WASHINGTON - The National Cattlemen’s Beef Association (NCBA) supports swift passage of the U.S.-Colombia Trade Promotion Agreement, as urged this week in President Bush’s correspondence with Congress. As noted by the White House, this trade agreement has significant economic, political, and national security implications for the United States and for all nations in the Andean region. But cattle producers are also anxious to correct the serious inequities that exist between U.S. exports to the region and goods that our nation imports from Colombia.

While 90 percent of Colombian products currently shipped to the United States are free from tariffs, most U.S. exports face significant tariffs and other restrictions when entering Colombia. This is due in part to the Andean Trade Preference and Drug Eradication Act (ATPDEA), which Congress recently extended by an overwhelming margin.

“The United States has taken these steps to help lift the economy of some key Latin American allies, and we understand the need for that,” says NCBA President Andy Groseta, a rancher from Cottonwood, Ariz. “But America’s farmers and ranchers find it very hard to compete in a global economy when imports enter the United States duty-free, while our outbound products face significant tariffs and trade barriers.”

In 2006, Colombia agreed to open its market to all U.S. beef and beef products.  While this policy is much-appreciated by U.S. cattlemen, the U.S.-Colombia TPA is still needed in order to make U.S. beef available and affordable to residents of this region. Presently, U.S. beef faces an 80 percent tariff upon entry into Colombia.

“We’re making progress with nearly all of our trading partners in terms of getting their markets reopened to U.S. beef,” Groseta said. “But in order to make our product competitive and affordable, we need to keep working to reduce tariffs and break down trade barriers. How do we even know what a market's potential could be, when our beef is faced with these outrageously high tariffs?”

The U.S.-Colombia TPA is one of the best-negotiated free trade agreements for U.S. beef to date, eliminating tariffs immediately on high-quality beef, and eventually reducing tariffs on all other beef products. Prime and choice graded beef will receive immediate duty-free, quota-free access upon implementation of the agreement. Tariffs on all remaining beef products will be eliminated within 15 years.

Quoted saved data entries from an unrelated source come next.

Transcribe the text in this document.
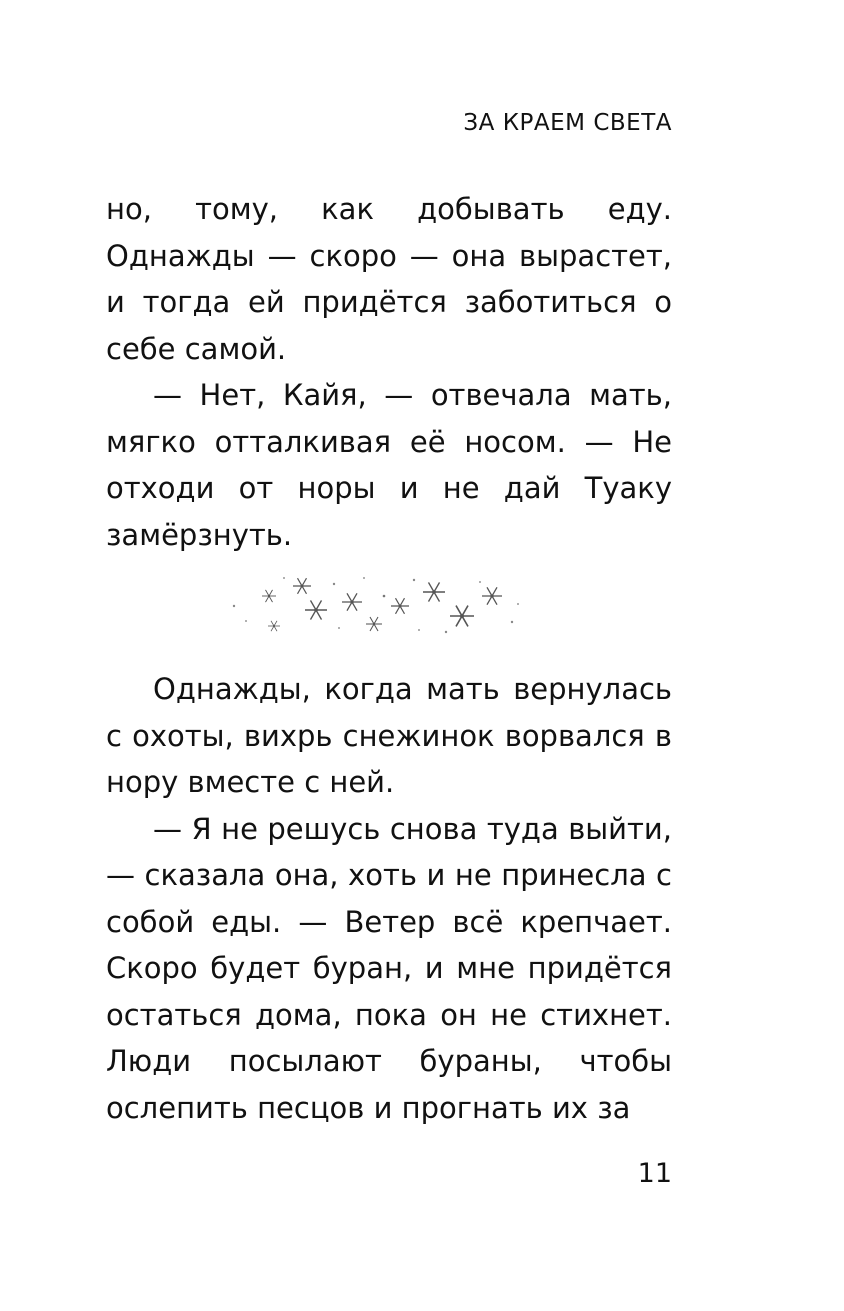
ЗА КРАЕМ СВЕТА

но, тому, как добывать еду. Однажды — скоро — она вырастет, и тогда ей придётся заботиться о себе самой.

— Нет, Кайя, — отвечала мать, мягко отталкивая её носом. — Не отходи от норы и не дай Туаку замёрзнуть.

Однажды, когда мать вернулась с охоты, вихрь снежинок ворвался в нору вместе с ней.

— Я не решусь снова туда выйти, — сказала она, хоть и не принесла с собой еды. — Ветер всё крепчает. Скоро будет буран, и мне придётся остаться дома, пока он не стихнет. Люди посылают бураны, чтобы ослепить песцов и прогнать их за

11
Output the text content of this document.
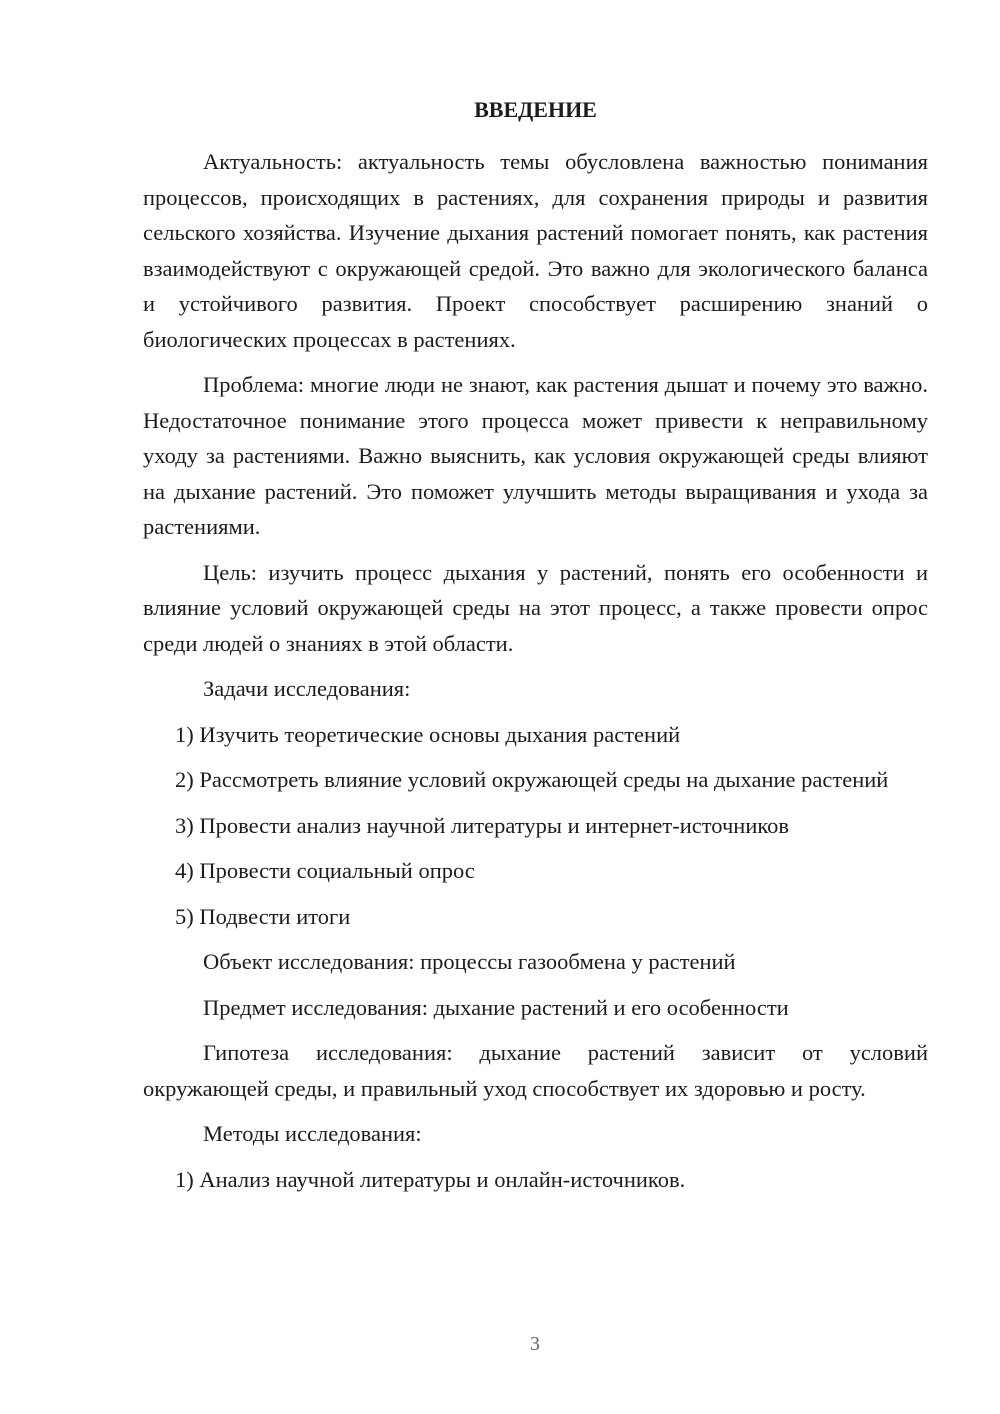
ВВЕДЕНИЕ

Актуальность: актуальность темы обусловлена важностью понимания процессов, происходящих в растениях, для сохранения природы и развития сельского хозяйства. Изучение дыхания растений помогает понять, как растения взаимодействуют с окружающей средой. Это важно для экологического баланса и устойчивого развития. Проект способствует расширению знаний о биологических процессах в растениях.

Проблема: многие люди не знают, как растения дышат и почему это важно. Недостаточное понимание этого процесса может привести к неправильному уходу за растениями. Важно выяснить, как условия окружающей среды влияют на дыхание растений. Это поможет улучшить методы выращивания и ухода за растениями.

Цель: изучить процесс дыхания у растений, понять его особенности и влияние условий окружающей среды на этот процесс, а также провести опрос среди людей о знаниях в этой области.

Задачи исследования:

1) Изучить теоретические основы дыхания растений

2) Рассмотреть влияние условий окружающей среды на дыхание растений

3) Провести анализ научной литературы и интернет-источников

4) Провести социальный опрос

5) Подвести итоги

Объект исследования: процессы газообмена у растений

Предмет исследования: дыхание растений и его особенности

Гипотеза исследования: дыхание растений зависит от условий окружающей среды, и правильный уход способствует их здоровью и росту.

Методы исследования:

1) Анализ научной литературы и онлайн-источников.

3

Cattlemen view the agreement as having a very positive impact on the nation’s agricultural balance of trade, as Colombia is already an important market for America’s farmers and ranchers. In 2006, the United States exported roughly $868 million in agricultural products to Colombia.  Once fully implemented, the U.S.-Colombia TPA could provide as much as $690 million in gains each year for American agriculture.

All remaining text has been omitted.